3. Il résulte de l’instruction que la situation qui a motivé la décision de la commission de médiation persiste. Compte tenu de ces conditions de logement, qui ont perduré du fait de la carence de l’État et de la durée de cette carence, à compter du 30 avril 2020, les troubles de toute nature subis par la requérante dans ses conditions d’existence, y compris son préjudice moral, justifient la condamnation de l’Etat à lui verser une indemnité de 5 000 euros, tous intérêts compris à la date de lecture du présent jugement.
4. Dans les circonstances de l’espèce, il n’y a pas lieu de faire droit aux conclusions tendant à l’application des dispositions de l’article L. 761-1 du code de justice administrative .
D E C I D E :
Article 1er : L’État est condamné à verser à Mme A une indemnité de 5 000 euros, tous intérêts compris à la date de lecture du présent jugement.

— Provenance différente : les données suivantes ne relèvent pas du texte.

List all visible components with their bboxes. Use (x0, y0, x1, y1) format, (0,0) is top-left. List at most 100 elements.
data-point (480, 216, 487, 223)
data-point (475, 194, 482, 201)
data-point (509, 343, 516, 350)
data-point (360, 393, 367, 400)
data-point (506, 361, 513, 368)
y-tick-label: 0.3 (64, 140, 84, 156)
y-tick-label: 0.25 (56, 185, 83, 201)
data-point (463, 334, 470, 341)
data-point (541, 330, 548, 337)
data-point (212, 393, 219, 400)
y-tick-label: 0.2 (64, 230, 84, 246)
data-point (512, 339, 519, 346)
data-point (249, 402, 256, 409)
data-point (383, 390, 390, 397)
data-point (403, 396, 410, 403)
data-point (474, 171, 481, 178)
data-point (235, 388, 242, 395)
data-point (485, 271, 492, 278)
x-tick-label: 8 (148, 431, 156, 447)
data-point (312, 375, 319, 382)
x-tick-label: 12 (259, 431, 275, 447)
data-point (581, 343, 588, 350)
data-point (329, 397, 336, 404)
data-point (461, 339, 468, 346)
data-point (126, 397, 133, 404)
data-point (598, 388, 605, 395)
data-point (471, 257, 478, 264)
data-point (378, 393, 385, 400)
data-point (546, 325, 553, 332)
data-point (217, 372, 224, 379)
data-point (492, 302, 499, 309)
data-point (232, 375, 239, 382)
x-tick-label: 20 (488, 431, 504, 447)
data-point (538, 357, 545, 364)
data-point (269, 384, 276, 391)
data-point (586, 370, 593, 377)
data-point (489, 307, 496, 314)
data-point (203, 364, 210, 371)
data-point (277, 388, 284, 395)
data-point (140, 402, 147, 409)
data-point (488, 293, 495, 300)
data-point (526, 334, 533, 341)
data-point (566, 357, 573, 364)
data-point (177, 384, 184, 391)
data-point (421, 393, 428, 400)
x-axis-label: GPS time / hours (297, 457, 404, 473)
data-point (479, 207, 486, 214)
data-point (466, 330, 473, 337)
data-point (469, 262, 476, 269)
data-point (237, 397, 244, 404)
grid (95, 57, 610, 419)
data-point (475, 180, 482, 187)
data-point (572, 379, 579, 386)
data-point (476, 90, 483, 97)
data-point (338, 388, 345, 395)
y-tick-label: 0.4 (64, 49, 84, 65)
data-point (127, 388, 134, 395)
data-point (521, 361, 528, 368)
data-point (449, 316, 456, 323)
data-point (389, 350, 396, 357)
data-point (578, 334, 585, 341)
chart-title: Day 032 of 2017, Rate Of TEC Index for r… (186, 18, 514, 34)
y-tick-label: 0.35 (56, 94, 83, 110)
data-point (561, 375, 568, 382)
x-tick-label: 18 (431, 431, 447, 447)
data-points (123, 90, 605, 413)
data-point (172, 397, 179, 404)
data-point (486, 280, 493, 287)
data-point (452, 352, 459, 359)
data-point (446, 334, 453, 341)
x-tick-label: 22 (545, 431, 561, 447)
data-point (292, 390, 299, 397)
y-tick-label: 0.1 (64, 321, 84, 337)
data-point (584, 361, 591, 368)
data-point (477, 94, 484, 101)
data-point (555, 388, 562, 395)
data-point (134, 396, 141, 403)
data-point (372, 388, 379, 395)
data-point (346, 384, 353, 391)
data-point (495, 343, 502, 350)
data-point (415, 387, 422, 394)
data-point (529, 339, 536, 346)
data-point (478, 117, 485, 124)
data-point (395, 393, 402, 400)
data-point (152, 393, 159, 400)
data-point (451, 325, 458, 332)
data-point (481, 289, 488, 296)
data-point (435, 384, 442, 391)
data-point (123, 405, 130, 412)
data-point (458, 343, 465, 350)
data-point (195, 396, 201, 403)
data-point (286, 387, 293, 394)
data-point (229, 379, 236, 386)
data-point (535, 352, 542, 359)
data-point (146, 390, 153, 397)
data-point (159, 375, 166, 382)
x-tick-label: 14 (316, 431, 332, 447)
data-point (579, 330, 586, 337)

Article 2 : Le surplus des conclusions de la requête est rejeté.
Article 3 : Le présent jugement sera notifié à Mme C A et à la ministre de la transition écologique et de la cohésion des territoires.
Copie en sera adressée au préfet de la région d’Ile-de-France, préfet de Paris.
Délibéré après l’audience du 16 juin 2022, à laquelle siégeaient :
Mme Viard, présidente,
M. Perrot, conseiller,
M. Palla, conseiller.
Rendu public par mise à disposition au greffe le 30 juin 2022.
Le rapporteur,
V. B
La présidente,
M-P. VIARDLa greffière,
L. THOMAS
La République mande et ordonne à la ministre de la transition écologique et de la cohésion des territoires, en ce qui la concerne ou à tous huissiers de justice à ce requis en ce qui concerne les voies de droit commun contre les parties privées, de pourvoir à l’exécution de la présente décision.